Perhaps they should cease the skewering by ceasing to listen to Gallagher—or any other talk radio figure who favors amnesty.

More so than the substance of their position, it is the bad faith and condescension with which these “conservative” hosts argue for their position that justifies this move.

Those of us who affirm American sovereignty and the rule of law have long recognized that a government that wouldn’t lift a finger to prevent millions of immigrants from flooding into the country illegally certainly isn’t going to now round up and deport them all.  So those who insist that this is the only alternative to amnesty set up what logicians call a false dichotomy—one of the logical fallacies identified by Aristotle.

Gallagher and his ilk attribute to their opponents a position that the latter do not hold.  Worse, their enemies assign to respecters of the rule of law a position that is a species of wishful thinking, and one that the resisters of amnesty have always known, and known better than anyone, is wishful thinking.

Those who ache for America to remain a sovereign nation of laws have always maintained that it is primarily through self-deportation that the illegal immigration issue can be mitigated, though never solved.

This brings us to another point.

Pro-amnesty “conservative” personalities and politicians—along with such accomplices as Barack Obama, Janet Napolitano, and La Raza—talk about the need for a “solution” to this problem of our “broken” system.  But genuinely conservative (and, for that matter, Christian) thinkers have always known that in life, there are no solutions.  As Thomas Sowell has said, there are only “trade-offs.”

Amnesty, regardless of how it is packaged, is no more a solution to our problems than is the status quo.  It isn’t even a more effective response to our situation.  However, even if it was, this would not make it a solution, for it will give way to still more problems in the future—like an increase in illegal immigration, something that, according to border agents, is happening now as a result of all of the talk of amnesty!

For amnesty’s apologists to accuse their opponents of “doing nothing” is more dishonesty, more bad faith, on their part.

First, even if it was true that those who resist amnesty favored letting things be entirely as they are, this is still not a matter of doing nothing. It just could be the case—it undoubtedly is the case—that here, the problem is less of a problem than is the proposed “solution.”

Second, no one wants for things to remain as they are. Those who resist amnesty want for illegal immigrants to be denied all welfare entitlements, social services, employment opportunities, and voting and driving privileges.  This way, they will deport themselves.  Also, they want for the government to satisfy its job description and secure the country’s borders—an obligation that has never been subject to conditions.

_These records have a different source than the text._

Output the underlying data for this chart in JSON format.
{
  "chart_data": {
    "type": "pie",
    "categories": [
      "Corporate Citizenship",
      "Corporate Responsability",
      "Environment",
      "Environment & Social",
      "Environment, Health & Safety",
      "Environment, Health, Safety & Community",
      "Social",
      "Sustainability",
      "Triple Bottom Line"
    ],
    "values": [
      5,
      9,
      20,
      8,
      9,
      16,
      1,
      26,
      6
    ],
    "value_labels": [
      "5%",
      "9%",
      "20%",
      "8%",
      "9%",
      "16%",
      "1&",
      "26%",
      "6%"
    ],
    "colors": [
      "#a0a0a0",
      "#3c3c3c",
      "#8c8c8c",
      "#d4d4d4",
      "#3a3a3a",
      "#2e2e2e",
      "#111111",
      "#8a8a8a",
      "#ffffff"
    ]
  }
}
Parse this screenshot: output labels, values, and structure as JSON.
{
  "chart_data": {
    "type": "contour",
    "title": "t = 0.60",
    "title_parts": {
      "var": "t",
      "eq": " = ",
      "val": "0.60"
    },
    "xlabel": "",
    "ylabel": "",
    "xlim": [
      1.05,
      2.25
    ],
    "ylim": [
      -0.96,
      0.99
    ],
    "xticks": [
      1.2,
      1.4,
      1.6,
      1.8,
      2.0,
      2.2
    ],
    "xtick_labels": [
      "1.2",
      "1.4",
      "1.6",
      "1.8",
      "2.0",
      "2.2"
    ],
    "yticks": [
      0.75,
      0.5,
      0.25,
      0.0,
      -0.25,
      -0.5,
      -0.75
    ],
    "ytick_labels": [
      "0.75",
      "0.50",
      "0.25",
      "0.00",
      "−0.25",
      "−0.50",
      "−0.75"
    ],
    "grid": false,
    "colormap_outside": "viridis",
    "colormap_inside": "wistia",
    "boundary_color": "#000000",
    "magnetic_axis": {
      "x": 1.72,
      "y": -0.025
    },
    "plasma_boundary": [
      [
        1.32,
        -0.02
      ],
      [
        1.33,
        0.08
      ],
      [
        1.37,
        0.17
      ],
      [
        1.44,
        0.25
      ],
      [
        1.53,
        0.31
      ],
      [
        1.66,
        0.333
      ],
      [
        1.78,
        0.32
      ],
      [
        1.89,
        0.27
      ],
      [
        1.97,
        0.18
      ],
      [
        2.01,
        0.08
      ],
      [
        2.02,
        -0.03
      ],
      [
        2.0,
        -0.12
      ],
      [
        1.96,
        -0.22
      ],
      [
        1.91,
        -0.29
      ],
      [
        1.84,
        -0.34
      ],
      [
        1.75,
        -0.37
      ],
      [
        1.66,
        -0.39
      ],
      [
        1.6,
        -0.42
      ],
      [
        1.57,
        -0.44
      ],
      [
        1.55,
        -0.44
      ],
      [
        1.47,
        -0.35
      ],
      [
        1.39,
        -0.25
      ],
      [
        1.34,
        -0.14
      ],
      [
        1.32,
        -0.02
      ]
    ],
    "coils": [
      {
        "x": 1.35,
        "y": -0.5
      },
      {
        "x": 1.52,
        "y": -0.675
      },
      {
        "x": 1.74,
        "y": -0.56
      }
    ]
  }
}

Gallagher and his colleagues obviously believe that their listeners are stupid. Why else would they expect them to believe that although in the past the government has not managed to secure the borders and deprive illegal immigrants of all the benefits of citizenship—i.e. enforce its own laws–it will do so now?

And it is hard not to think that Gallagher and company aren’t themselves a bit dense.  They won’t endorse any bill, they insist, unless it promises to secure the border.  Even in the midst of all of these government scandals, and despite all of their “limited government” rhetoric, they are still going to accept the government’s “promise” to fulfill its constitutional duty—though it hasn’t done this in nearly half-a-century.

On second’s thought, maybe it is the substance of their position favoring amnesty that calls for turning off these “conservative” media personalities—at least until they wise up some.